Inspirant à bien des égards, on ne saurait passer sous silence le fait que le BNB a été imposé par une monarchie forte, et s’est longtemps accompagné d’un culte de la personnalité du souverain du Bhoutan.  Confronté à la grogne de la population, et notamment des jeunes chez qui le chômage atteint désormais 30 %, le gouvernement bhoutanais est aujourd’hui obligé de repenser le BNB, tout en restant déterminé à fuir les sirènes du productivisme et à conserver l’écologie au cœur de son action politique. 

Le buen vivir: viser l’équilibre

Le buen vivir ou bien-vivre promeut le vivre ensemble dans la diversité et en harmonie avec la nature.  

« Plus que de chercher le bonheur, le buen vivir vise l’équilibre. (…) Dès lors, ce qui rend une société vigoureuse, ce n’est pas sa croissance, mais sa contribution à l’équilibre. » 

Inscrit comme principe fondamental dans la Constitution de l’Équateur, le buen vivir s’est décliné à partir de 2009 dans des Plans nationaux pour le bien vivre, puis dans la création d’un ministère du Bien Vivre en 2013. C’est finalement l’économie populaire et solidaire (EPS) qui est devenue le principal outil d’application du buen vivir.  

La loi équatorienne définit l’EPS comme « toute forme d’organisation économique dont les membres organisent et développent, de manière individuelle ou collective, des processus de production, d’échange, de commercialisation, de financement et de consommation de biens et de services, pour satisfaire des besoins et pour générer des revenus, respectant les relations de solidarité, de coopération et de réciprocité » (art. 1). Elle précise que toute initiative d’EPS devra être orientée vers le bien-vivre privilégiant le travail et l’être humain plutôt que l’accumulation de capital.  

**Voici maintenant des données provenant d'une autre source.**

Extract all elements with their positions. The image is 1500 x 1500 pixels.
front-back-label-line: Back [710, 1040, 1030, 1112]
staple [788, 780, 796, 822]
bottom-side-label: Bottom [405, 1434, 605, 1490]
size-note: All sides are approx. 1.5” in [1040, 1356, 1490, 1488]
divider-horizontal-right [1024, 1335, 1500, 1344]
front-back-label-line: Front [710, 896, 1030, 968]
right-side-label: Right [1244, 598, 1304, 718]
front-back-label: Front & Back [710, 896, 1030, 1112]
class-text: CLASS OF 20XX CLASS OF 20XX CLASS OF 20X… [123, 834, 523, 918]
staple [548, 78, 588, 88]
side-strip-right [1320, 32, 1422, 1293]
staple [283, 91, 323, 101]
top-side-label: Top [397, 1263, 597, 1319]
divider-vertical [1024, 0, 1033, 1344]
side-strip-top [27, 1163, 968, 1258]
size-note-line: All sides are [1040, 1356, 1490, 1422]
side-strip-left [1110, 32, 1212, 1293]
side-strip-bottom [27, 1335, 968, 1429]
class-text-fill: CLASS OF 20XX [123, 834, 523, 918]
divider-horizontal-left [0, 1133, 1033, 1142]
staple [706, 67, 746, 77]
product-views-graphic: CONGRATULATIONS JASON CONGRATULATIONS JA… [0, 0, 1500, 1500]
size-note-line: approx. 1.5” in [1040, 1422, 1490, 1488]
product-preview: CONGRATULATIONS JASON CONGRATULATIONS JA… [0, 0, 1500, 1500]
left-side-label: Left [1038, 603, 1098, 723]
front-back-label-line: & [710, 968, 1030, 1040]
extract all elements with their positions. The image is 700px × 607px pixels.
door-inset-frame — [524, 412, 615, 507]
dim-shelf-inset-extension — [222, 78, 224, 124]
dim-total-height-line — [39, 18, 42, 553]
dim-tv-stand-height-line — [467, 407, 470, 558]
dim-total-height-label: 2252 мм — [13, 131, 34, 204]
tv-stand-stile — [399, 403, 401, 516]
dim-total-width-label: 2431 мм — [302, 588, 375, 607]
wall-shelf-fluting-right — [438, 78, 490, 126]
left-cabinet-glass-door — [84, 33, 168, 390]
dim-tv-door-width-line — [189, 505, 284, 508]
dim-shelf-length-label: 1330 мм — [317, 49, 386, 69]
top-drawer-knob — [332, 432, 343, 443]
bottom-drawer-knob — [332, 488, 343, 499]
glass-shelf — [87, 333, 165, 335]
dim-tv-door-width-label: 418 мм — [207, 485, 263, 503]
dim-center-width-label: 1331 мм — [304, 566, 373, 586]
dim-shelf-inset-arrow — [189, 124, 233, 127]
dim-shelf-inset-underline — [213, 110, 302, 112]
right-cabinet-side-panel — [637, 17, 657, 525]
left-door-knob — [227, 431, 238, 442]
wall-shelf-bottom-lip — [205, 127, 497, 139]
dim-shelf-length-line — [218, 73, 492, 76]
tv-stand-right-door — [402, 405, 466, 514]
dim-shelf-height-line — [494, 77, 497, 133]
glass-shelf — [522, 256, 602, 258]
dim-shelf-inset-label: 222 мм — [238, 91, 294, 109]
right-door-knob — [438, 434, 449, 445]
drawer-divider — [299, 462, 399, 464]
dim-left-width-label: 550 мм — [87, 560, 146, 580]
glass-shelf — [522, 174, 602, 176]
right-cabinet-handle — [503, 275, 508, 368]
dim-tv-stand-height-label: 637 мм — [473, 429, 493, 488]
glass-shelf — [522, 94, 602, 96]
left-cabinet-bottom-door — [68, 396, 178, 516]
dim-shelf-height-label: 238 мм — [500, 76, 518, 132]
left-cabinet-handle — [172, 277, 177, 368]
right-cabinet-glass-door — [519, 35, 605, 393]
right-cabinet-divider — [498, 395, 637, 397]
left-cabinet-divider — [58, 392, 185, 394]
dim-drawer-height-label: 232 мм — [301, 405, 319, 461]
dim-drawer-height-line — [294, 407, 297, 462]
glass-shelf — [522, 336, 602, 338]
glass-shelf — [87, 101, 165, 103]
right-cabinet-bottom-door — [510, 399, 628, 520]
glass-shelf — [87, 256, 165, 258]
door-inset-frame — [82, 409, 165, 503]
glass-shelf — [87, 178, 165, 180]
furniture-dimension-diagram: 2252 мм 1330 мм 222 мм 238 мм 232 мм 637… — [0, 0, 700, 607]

Le buen vivir a notamment amené le gouvernement équatorien à remettre en question sa participation à certains accords de libre-échange. En 2013, une commission d’enquête a été mise sur pied afin d’analyser les coûts et les avantages des traités, notamment concernant les mécanismes de règlement des différends entre investisseurs et États (RDIE) qui permettent à des compagnies privées de poursuivre des États pour défendre leurs intérêts commerciaux. En 2017, suivant les conseils de la commission, le gouvernement équatorien a mis fin à tous les traités de commerce et d’investissement existants qui incluaient la clause RDIE.

Le buen vivir était aussi au fondement de l’Initiative Yasuní-ITT lancée en 2007, un projet qui consistait à laisser sous terre 20 % des réserves de pétrole du pays (838 millions de barils de pétrole), situées dans une région de méga biodiversité, le parc national Yasuní, au nord-est de l’Amazonie. Cependant, l’incapacité à mobiliser des fonds internationaux permettant de compenser les pertes liées à la non-exploitation du pétrole a mené à l’échec de l’initiative, montrant autant les limites des actions nationales dans le contexte d’une économie globalisée, que celles des mécanismes de financiarisation de la conservation. 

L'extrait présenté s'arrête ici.